Comparison of mu opioid receptor binding on intact neuroblastoma cells with guinea pig brain and neuroblastoma cell membranes

• Published in: The Journal of pharmacology and experimental therapeutics Vol. 260; no. 1; pp. 9 - 15
• Main Author: TOLL, L
• Format: Journal Article
• Language: English
• Published: Bethesda, MD American Society for Pharmacology and Experimental Therapeutics 01.01.1992
• Subjects: Animals; binding; Biological and medical sciences; brain; Brain - metabolism; Brain - ultrastructure; Cell Membrane - metabolism; Cell Membrane - ultrastructure; Cell receptors; Cell structures and functions; comparison; Fundamental and applied biological sciences. Psychology; Guinea Pigs; Kinetics; Mammalia; Molecular and cellular biology; Narcotic Antagonists; Neuroblastoma - metabolism; Neuroblastoma - pathology; Neuroblastoma - ultrastructure; neuroblastoma cells; Neuropeptide receptors; opiates; Pertussis Toxin; plasma membranes; receptors; Receptors, Opioid - metabolism; Receptors, Opioid - physiology; Receptors, Opioid, mu; Somatostatin - analogs & derivatives; Somatostatin - metabolism; Tumor Cells, Cultured; Virulence Factors, Bordetella - pharmacology; Cell culture; Rodentia; Central nervous system; Neuroblastoma; In vitro; Opioid peptide; Opiate receptor μ; Vertebrata; Biological fixation; Mammalia; Guinea pig; Plasma membrane; Brain (vertebrata)

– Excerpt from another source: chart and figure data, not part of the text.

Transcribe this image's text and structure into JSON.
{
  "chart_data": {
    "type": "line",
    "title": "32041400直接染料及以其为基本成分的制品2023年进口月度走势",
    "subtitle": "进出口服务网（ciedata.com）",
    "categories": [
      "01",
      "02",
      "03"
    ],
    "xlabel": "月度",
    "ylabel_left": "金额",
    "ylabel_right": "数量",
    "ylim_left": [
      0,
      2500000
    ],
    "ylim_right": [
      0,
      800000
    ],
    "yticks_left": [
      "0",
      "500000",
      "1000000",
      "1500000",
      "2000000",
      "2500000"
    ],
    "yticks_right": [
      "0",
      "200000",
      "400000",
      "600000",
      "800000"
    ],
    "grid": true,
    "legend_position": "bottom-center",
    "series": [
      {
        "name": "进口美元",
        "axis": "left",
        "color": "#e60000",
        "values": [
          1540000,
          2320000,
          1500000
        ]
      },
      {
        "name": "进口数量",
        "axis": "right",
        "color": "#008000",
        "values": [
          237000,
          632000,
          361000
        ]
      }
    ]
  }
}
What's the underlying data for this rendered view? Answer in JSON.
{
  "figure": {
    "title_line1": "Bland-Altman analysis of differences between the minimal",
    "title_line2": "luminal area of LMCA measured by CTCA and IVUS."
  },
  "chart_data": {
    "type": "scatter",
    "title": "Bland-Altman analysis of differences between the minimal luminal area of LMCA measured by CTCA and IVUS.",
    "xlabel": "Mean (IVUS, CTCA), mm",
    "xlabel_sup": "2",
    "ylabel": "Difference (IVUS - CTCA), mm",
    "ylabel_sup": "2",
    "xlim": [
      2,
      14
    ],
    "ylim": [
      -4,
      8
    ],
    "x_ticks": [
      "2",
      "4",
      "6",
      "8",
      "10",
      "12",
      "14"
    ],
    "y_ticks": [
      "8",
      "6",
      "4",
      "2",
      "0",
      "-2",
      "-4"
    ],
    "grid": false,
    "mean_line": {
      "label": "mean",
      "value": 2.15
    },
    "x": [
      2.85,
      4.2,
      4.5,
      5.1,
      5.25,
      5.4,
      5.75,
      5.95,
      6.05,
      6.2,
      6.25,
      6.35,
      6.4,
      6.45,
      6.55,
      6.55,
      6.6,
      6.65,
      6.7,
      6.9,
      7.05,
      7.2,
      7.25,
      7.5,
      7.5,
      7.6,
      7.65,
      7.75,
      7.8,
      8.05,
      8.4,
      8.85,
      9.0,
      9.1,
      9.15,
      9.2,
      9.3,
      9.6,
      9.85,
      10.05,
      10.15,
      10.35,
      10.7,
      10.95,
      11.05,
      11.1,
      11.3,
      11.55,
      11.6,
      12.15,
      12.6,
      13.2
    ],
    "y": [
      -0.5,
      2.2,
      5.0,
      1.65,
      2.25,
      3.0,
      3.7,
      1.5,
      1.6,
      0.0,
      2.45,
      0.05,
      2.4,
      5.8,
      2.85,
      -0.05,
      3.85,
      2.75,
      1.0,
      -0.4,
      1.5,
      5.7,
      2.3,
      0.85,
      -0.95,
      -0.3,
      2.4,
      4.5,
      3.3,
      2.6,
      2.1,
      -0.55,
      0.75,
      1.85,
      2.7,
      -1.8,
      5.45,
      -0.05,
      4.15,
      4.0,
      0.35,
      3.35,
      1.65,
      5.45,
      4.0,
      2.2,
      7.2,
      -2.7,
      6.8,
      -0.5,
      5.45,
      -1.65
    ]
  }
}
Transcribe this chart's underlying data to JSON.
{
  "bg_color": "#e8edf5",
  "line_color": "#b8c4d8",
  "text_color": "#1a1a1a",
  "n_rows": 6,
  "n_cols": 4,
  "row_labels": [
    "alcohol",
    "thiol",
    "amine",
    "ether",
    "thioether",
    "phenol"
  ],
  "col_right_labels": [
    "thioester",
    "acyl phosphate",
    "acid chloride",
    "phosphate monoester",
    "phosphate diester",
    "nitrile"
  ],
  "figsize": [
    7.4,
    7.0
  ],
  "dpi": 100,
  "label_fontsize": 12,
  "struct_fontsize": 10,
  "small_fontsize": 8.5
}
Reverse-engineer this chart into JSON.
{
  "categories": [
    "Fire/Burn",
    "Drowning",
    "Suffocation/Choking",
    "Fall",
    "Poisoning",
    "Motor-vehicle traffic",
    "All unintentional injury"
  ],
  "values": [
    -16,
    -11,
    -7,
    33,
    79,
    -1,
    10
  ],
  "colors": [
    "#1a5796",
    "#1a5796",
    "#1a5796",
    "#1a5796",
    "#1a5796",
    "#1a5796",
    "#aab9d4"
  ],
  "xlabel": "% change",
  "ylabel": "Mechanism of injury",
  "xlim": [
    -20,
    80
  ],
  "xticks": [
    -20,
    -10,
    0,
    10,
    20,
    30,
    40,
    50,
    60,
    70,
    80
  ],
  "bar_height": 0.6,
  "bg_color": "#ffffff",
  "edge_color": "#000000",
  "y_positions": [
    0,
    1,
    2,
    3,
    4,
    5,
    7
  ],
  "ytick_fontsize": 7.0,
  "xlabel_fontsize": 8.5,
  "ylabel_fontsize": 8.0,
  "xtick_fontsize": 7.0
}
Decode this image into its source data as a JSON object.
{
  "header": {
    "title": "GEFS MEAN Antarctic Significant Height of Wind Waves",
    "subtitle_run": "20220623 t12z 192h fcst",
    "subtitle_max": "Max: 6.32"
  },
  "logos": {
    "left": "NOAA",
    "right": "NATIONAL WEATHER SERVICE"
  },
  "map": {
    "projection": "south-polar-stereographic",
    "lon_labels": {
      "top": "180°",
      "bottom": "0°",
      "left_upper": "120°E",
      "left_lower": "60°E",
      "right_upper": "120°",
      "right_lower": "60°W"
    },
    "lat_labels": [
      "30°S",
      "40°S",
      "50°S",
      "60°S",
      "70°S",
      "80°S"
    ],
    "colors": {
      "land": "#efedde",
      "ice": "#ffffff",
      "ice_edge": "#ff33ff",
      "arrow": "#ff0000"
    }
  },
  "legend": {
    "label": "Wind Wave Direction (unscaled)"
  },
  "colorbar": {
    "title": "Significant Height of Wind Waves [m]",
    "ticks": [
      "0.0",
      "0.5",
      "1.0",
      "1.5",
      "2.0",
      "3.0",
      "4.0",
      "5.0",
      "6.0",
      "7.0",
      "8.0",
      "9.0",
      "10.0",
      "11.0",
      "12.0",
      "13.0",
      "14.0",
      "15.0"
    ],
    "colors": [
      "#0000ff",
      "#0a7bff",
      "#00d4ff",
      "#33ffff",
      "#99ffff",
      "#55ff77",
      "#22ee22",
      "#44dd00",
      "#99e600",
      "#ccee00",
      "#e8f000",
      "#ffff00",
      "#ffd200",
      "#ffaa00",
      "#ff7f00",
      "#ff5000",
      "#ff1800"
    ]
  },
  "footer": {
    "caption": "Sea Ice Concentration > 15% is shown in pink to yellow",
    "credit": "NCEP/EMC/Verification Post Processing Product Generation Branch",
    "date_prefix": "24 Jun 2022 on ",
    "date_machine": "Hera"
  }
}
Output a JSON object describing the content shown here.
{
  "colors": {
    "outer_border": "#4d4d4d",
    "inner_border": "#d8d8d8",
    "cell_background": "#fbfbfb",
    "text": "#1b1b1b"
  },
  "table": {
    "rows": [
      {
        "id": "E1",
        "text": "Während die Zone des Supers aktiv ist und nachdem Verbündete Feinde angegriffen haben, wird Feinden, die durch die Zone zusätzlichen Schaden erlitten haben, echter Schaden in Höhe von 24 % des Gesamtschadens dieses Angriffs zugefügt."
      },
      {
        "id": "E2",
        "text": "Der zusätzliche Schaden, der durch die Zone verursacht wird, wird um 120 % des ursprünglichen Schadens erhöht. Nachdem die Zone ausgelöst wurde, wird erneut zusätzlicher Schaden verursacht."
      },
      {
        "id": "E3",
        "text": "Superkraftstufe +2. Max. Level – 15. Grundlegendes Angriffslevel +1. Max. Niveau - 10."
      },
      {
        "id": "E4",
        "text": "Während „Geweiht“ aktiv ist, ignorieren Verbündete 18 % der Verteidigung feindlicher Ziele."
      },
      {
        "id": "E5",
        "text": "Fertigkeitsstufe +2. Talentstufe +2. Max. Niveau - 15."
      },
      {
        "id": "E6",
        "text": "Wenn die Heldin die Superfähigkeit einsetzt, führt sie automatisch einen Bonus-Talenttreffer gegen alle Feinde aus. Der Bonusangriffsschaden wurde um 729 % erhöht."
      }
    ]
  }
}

• ISSN: 0022-3565; 1521-0103

To better understand opioid binding parameters found in situ, binding studies were conducted to mu-opioid receptors on intact SH-SY5Y neuroblastoma cells and compared with binding to SH-SY5Y membrane and guinea pig brain membrane preparations. The mu-selective peptide antagonist [3H]D-Phe-Cys-Tyr-D-Trp-Orn-Thr-Pen-Thr-NH2 (CTOP) was used for the binding studies. The fact that CTOP is an antagonist and hydrophilic is important for binding to be achieved using intact cells. In intact cells, using a physiological buffer, there appears to be only a low affinity "agonist" conformation of the receptor. This is in contrast to binding in either brain or SH-SY5Y membranes in Tris buffer, in which high-affinity agonist binding was prevalent. As expected from the binding profiles, pertussis toxin treatment of cells has no effect on binding to intact cells, but significantly decreases affinity of agonists to cell membranes. In intact cells, binding appears to be to a single site and a single state of the mu receptor. Although in membrane preparations inhibition curves are shallow, with slope factors less than 1.0 for many agonists, on intact cells agonist inhibition curves are very steep, with slope factors slightly greater than 1.0.